Many geographic features fall somewhere in between the extreme examples of the location of the Rocky Mountains or water access in the defunct lake system around Mexico City. Consider the Food and Agriculture Organization’s Global Agro-Ecological Zones datasets. These data provide a measure of potential yields of different crops under various assumptions about technology, irrigation access, and land management strategy. Pictured above is the raster of the potential productivity of low-input, rainfed maize for North America, where the red side of the scale indicates higher potential yields and the green side lower. This is clearly not a measure of where maize is actually grown, but rather areas that are theoretically suitable for maize cultivation based on climate, soil quality, elevation, ecology, and other factors. Whether this is a good measure of past as well as present potential agricultural productivity depends on whether we believe that these climatic and geographic factors, as well as the technology for growing low-input rainfed maize, have changed over time. I think that this is probably a reasonable approximation, though there are certainly indications that climatic patterns and soil quality have changed in Mexico over the last century.

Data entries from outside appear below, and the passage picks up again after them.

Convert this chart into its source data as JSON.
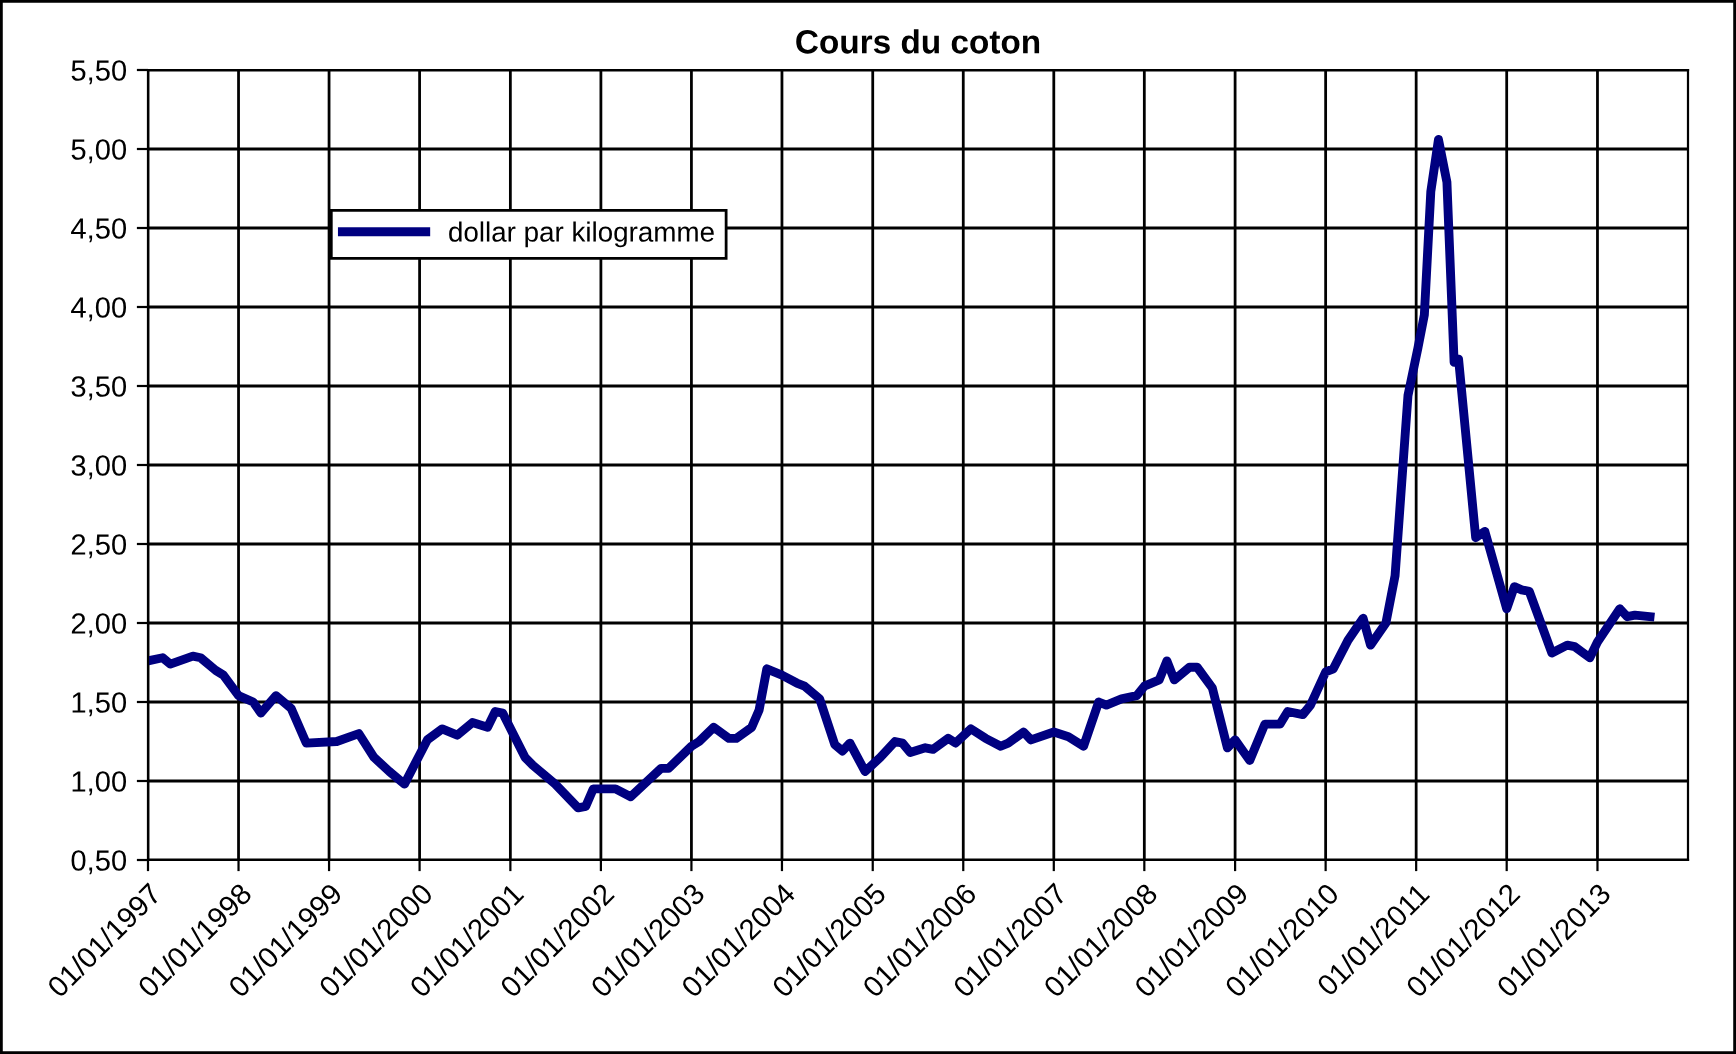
{
  "chart_data": {
    "type": "line",
    "title": "Cours du coton",
    "x": [
      "1997-01",
      "1997-03",
      "1997-04",
      "1997-07",
      "1997-08",
      "1997-10",
      "1997-11",
      "1998-01",
      "1998-03",
      "1998-04",
      "1998-06",
      "1998-08",
      "1998-10",
      "1999-02",
      "1999-05",
      "1999-07",
      "1999-09",
      "1999-11",
      "2000-02",
      "2000-04",
      "2000-06",
      "2000-08",
      "2000-10",
      "2000-11",
      "2000-12",
      "2001-03",
      "2001-04",
      "2001-07",
      "2001-10",
      "2001-11",
      "2001-12",
      "2002-03",
      "2002-05",
      "2002-09",
      "2002-10",
      "2003-01",
      "2003-02",
      "2003-04",
      "2003-06",
      "2003-07",
      "2003-09",
      "2003-10",
      "2003-11",
      "2004-01",
      "2004-03",
      "2004-04",
      "2004-06",
      "2004-08",
      "2004-09",
      "2004-10",
      "2004-12",
      "2005-02",
      "2005-04",
      "2005-05",
      "2005-06",
      "2005-08",
      "2005-09",
      "2005-11",
      "2005-12",
      "2006-02",
      "2006-04",
      "2006-06",
      "2006-07",
      "2006-09",
      "2006-10",
      "2007-01",
      "2007-03",
      "2007-05",
      "2007-07",
      "2007-08",
      "2007-10",
      "2007-12",
      "2008-01",
      "2008-03",
      "2008-04",
      "2008-05",
      "2008-07",
      "2008-08",
      "2008-10",
      "2008-12",
      "2009-01",
      "2009-03",
      "2009-05",
      "2009-07",
      "2009-08",
      "2009-10",
      "2009-11",
      "2010-01",
      "2010-02",
      "2010-04",
      "2010-06",
      "2010-07",
      "2010-09",
      "2010-10-08",
      "2010-11-29",
      "2011-01-08",
      "2011-02-03",
      "2011-03-01",
      "2011-04-01",
      "2011-05-05",
      "2011-06-03",
      "2011-06-21",
      "2011-08-29",
      "2011-10-05",
      "2012-01",
      "2012-02",
      "2012-03",
      "2012-04",
      "2012-07",
      "2012-09",
      "2012-10",
      "2012-12",
      "2013-01",
      "2013-04",
      "2013-05",
      "2013-06",
      "2013-08"
    ],
    "series": [
      {
        "name": "dollar par kilogramme",
        "color": "#000080",
        "values": [
          1.76,
          1.78,
          1.74,
          1.79,
          1.78,
          1.7,
          1.67,
          1.54,
          1.5,
          1.43,
          1.54,
          1.46,
          1.24,
          1.25,
          1.3,
          1.15,
          1.06,
          0.98,
          1.26,
          1.33,
          1.29,
          1.37,
          1.34,
          1.44,
          1.43,
          1.15,
          1.1,
          0.98,
          0.83,
          0.84,
          0.95,
          0.95,
          0.9,
          1.08,
          1.08,
          1.22,
          1.25,
          1.34,
          1.27,
          1.27,
          1.34,
          1.45,
          1.71,
          1.67,
          1.62,
          1.6,
          1.52,
          1.23,
          1.19,
          1.24,
          1.06,
          1.15,
          1.25,
          1.24,
          1.18,
          1.21,
          1.2,
          1.27,
          1.24,
          1.33,
          1.27,
          1.22,
          1.24,
          1.31,
          1.26,
          1.31,
          1.28,
          1.22,
          1.5,
          1.48,
          1.52,
          1.54,
          1.6,
          1.64,
          1.76,
          1.64,
          1.72,
          1.72,
          1.59,
          1.21,
          1.26,
          1.13,
          1.36,
          1.36,
          1.44,
          1.42,
          1.48,
          1.69,
          1.71,
          1.89,
          2.03,
          1.86,
          2.0,
          2.3,
          3.44,
          3.74,
          3.95,
          4.73,
          5.06,
          4.79,
          3.65,
          3.67,
          2.54,
          2.58,
          2.09,
          2.23,
          2.21,
          2.2,
          1.81,
          1.86,
          1.85,
          1.78,
          1.88,
          2.09,
          2.04,
          2.05,
          2.04
        ]
      }
    ],
    "xlim": [
      "1997-01-01",
      "2014-01-01"
    ],
    "xticks": [
      {
        "value": "1997-01-01",
        "label": "01/01/1997"
      },
      {
        "value": "1998-01-01",
        "label": "01/01/1998"
      },
      {
        "value": "1999-01-01",
        "label": "01/01/1999"
      },
      {
        "value": "2000-01-01",
        "label": "01/01/2000"
      },
      {
        "value": "2001-01-01",
        "label": "01/01/2001"
      },
      {
        "value": "2002-01-01",
        "label": "01/01/2002"
      },
      {
        "value": "2003-01-01",
        "label": "01/01/2003"
      },
      {
        "value": "2004-01-01",
        "label": "01/01/2004"
      },
      {
        "value": "2005-01-01",
        "label": "01/01/2005"
      },
      {
        "value": "2006-01-01",
        "label": "01/01/2006"
      },
      {
        "value": "2007-01-01",
        "label": "01/01/2007"
      },
      {
        "value": "2008-01-01",
        "label": "01/01/2008"
      },
      {
        "value": "2009-01-01",
        "label": "01/01/2009"
      },
      {
        "value": "2010-01-01",
        "label": "01/01/2010"
      },
      {
        "value": "2011-01-01",
        "label": "01/01/2011"
      },
      {
        "value": "2012-01-01",
        "label": "01/01/2012"
      },
      {
        "value": "2013-01-01",
        "label": "01/01/2013"
      }
    ],
    "ylim": [
      0.5,
      5.5
    ],
    "yticks": [
      {
        "value": 0.5,
        "label": "0,50"
      },
      {
        "value": 1.0,
        "label": "1,00"
      },
      {
        "value": 1.5,
        "label": "1,50"
      },
      {
        "value": 2.0,
        "label": "2,00"
      },
      {
        "value": 2.5,
        "label": "2,50"
      },
      {
        "value": 3.0,
        "label": "3,00"
      },
      {
        "value": 3.5,
        "label": "3,50"
      },
      {
        "value": 4.0,
        "label": "4,00"
      },
      {
        "value": 4.5,
        "label": "4,50"
      },
      {
        "value": 5.0,
        "label": "5,00"
      },
      {
        "value": 5.5,
        "label": "5,50"
      }
    ],
    "grid": true,
    "legend": "top left",
    "marker": "none",
    "line_style": "solid"
  }
}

How exogenous is physical geography?
A final issue, related to the discussion of measurement above, is the assumption that geographic features are necessarily exogenous or determined independently of social or political variables. The example of Mexico City’s desagüe illustrates that humans can, and often do, reshape their environment in fundamental ways. This may be an extreme example, but the millions of smaller-scale regrading projects, irrigation projects, constructed dams, and manufactured canals or waterways have cumulatively changed the physical environment in major ways. The Central Valley of California, for example, is now an agricultural powerhouse but only became so after policymakers and engineers fundamentally changed the hydrology of the entire region. Human settlement itself can affect natural geography in subtle ways. The cultivation of maize itself can independently affect local humidity, precipitation, and temperature.

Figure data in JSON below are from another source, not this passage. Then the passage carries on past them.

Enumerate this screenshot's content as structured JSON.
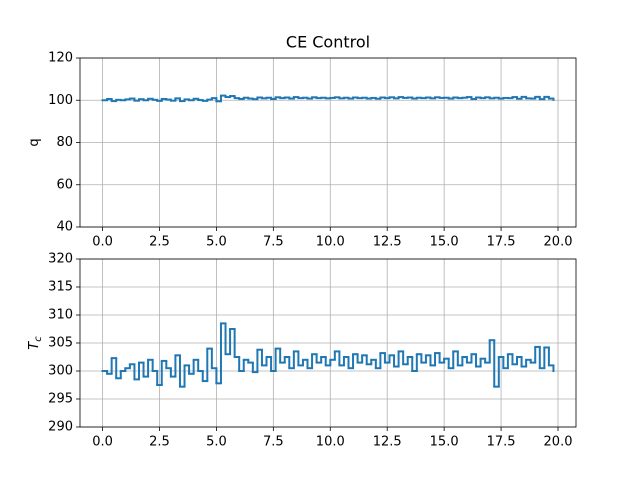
{
  "chart_data": [
    {
      "type": "line",
      "title": "CE Control",
      "ylabel": "q",
      "drawstyle": "steps-post",
      "grid": true,
      "x": [
        0,
        0.2,
        0.4,
        0.6,
        0.8,
        1,
        1.2,
        1.4,
        1.6,
        1.8,
        2,
        2.2,
        2.4,
        2.6,
        2.8,
        3,
        3.2,
        3.4,
        3.6,
        3.8,
        4,
        4.2,
        4.4,
        4.6,
        4.8,
        5,
        5.2,
        5.4,
        5.6,
        5.8,
        6,
        6.2,
        6.4,
        6.6,
        6.8,
        7,
        7.2,
        7.4,
        7.6,
        7.8,
        8,
        8.2,
        8.4,
        8.6,
        8.8,
        9,
        9.2,
        9.4,
        9.6,
        9.8,
        10,
        10.2,
        10.4,
        10.6,
        10.8,
        11,
        11.2,
        11.4,
        11.6,
        11.8,
        12,
        12.2,
        12.4,
        12.6,
        12.8,
        13,
        13.2,
        13.4,
        13.6,
        13.8,
        14,
        14.2,
        14.4,
        14.6,
        14.8,
        15,
        15.2,
        15.4,
        15.6,
        15.8,
        16,
        16.2,
        16.4,
        16.6,
        16.8,
        17,
        17.2,
        17.4,
        17.6,
        17.8,
        18,
        18.2,
        18.4,
        18.6,
        18.8,
        19,
        19.2,
        19.4,
        19.6,
        19.8
      ],
      "series": [
        {
          "color": "#1f77b4",
          "values": [
            100,
            100.6,
            99.6,
            100.2,
            100,
            100.4,
            100.8,
            99.8,
            100.5,
            100,
            100.7,
            100.2,
            99.7,
            100.6,
            100.3,
            99.8,
            100.9,
            99.6,
            100.4,
            100,
            100.7,
            100.1,
            99.7,
            100.3,
            101,
            99.5,
            102.2,
            101.5,
            102,
            101,
            100.6,
            101.2,
            100.8,
            100.5,
            101.3,
            100.9,
            101.2,
            100.6,
            101.4,
            101,
            101.3,
            100.8,
            101.5,
            101,
            101.2,
            100.8,
            101.4,
            101,
            101.2,
            100.9,
            101.1,
            101.4,
            100.9,
            101.2,
            100.8,
            101.3,
            101,
            101.2,
            100.8,
            101.1,
            100.7,
            101.3,
            101,
            101.4,
            100.9,
            101.5,
            101.1,
            101.3,
            100.8,
            101.2,
            101,
            101.3,
            100.9,
            101.4,
            101.1,
            101.2,
            100.8,
            101.3,
            101,
            101.2,
            101.5,
            100.6,
            101.3,
            101,
            101.4,
            100.9,
            101.2,
            100.8,
            101.1,
            101,
            101.5,
            100.7,
            101.6,
            100.9,
            100.8,
            101.6,
            100.5,
            101.6,
            100.8,
            100.2
          ]
        }
      ],
      "xlim": [
        -0.99,
        20.79
      ],
      "xticks": [
        {
          "value": 0,
          "label": "0.0"
        },
        2.5,
        {
          "value": 5,
          "label": "5.0"
        },
        7.5,
        {
          "value": 10,
          "label": "10.0"
        },
        12.5,
        {
          "value": 15,
          "label": "15.0"
        },
        17.5,
        {
          "value": 20,
          "label": "20.0"
        }
      ],
      "ylim": [
        40,
        120
      ],
      "yticks": [
        40,
        60,
        80,
        100,
        120
      ]
    },
    {
      "type": "line",
      "ylabel": "T",
      "ylabel_sub": "c",
      "drawstyle": "steps-post",
      "grid": true,
      "x": [
        0,
        0.2,
        0.4,
        0.6,
        0.8,
        1,
        1.2,
        1.4,
        1.6,
        1.8,
        2,
        2.2,
        2.4,
        2.6,
        2.8,
        3,
        3.2,
        3.4,
        3.6,
        3.8,
        4,
        4.2,
        4.4,
        4.6,
        4.8,
        5,
        5.2,
        5.4,
        5.6,
        5.8,
        6,
        6.2,
        6.4,
        6.6,
        6.8,
        7,
        7.2,
        7.4,
        7.6,
        7.8,
        8,
        8.2,
        8.4,
        8.6,
        8.8,
        9,
        9.2,
        9.4,
        9.6,
        9.8,
        10,
        10.2,
        10.4,
        10.6,
        10.8,
        11,
        11.2,
        11.4,
        11.6,
        11.8,
        12,
        12.2,
        12.4,
        12.6,
        12.8,
        13,
        13.2,
        13.4,
        13.6,
        13.8,
        14,
        14.2,
        14.4,
        14.6,
        14.8,
        15,
        15.2,
        15.4,
        15.6,
        15.8,
        16,
        16.2,
        16.4,
        16.6,
        16.8,
        17,
        17.2,
        17.4,
        17.6,
        17.8,
        18,
        18.2,
        18.4,
        18.6,
        18.8,
        19,
        19.2,
        19.4,
        19.6,
        19.8
      ],
      "series": [
        {
          "color": "#1f77b4",
          "values": [
            300,
            299.5,
            302.3,
            298.7,
            300,
            300.5,
            301.2,
            298.5,
            301.5,
            299,
            302,
            300,
            297.5,
            301.8,
            300.5,
            299,
            302.8,
            297.2,
            301,
            299.5,
            302,
            300,
            298.2,
            304,
            300.5,
            297.8,
            308.5,
            303,
            307.5,
            302.5,
            300,
            302,
            301.5,
            299.8,
            303.8,
            301,
            302.5,
            300,
            304,
            301.5,
            302.5,
            300.5,
            303.5,
            301,
            302,
            300.5,
            303,
            301.5,
            302.5,
            301,
            302,
            303.5,
            301,
            302.5,
            300.5,
            303,
            301.5,
            302.8,
            301.2,
            302,
            300.5,
            303.2,
            301.5,
            302.8,
            300.8,
            303.5,
            301.2,
            302.5,
            300,
            303,
            301.5,
            302.8,
            301,
            303.2,
            301.5,
            302.2,
            300.5,
            303.5,
            301,
            302.5,
            301.5,
            303,
            300.8,
            302.2,
            301.5,
            305.5,
            297.2,
            302.5,
            300.5,
            303,
            301.2,
            302.5,
            300.8,
            302,
            301.5,
            304.3,
            300.5,
            304.2,
            301,
            300
          ]
        }
      ],
      "xlim": [
        -0.99,
        20.79
      ],
      "xticks": [
        {
          "value": 0,
          "label": "0.0"
        },
        2.5,
        {
          "value": 5,
          "label": "5.0"
        },
        7.5,
        {
          "value": 10,
          "label": "10.0"
        },
        12.5,
        {
          "value": 15,
          "label": "15.0"
        },
        17.5,
        {
          "value": 20,
          "label": "20.0"
        }
      ],
      "ylim": [
        290,
        320
      ],
      "yticks": [
        290,
        295,
        300,
        305,
        310,
        315,
        320
      ]
    }
  ]
}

There is no perfect way to address all of these issues, but there are steps that researchers can take to mitigate potential problems. As always, there is value in thinking carefully about the determinants of our main explanatory and outcome variables and potential confounds. It can often be helpful to map and analyze key variables to examine spatial patterns, potential correlation, and potential mismeasurement. In addition to the classic geographic controls like elevation or climate, Kelly’s paper shows that it can helpful to control for continuous geographic measures like latitude and longitude to capture north-south or east-west gradients in factors that we can’t measure directly. Most importantly, it is worth thinking about how fragile or robust our findings are to various assumptions about how geography might independently shape outcomes.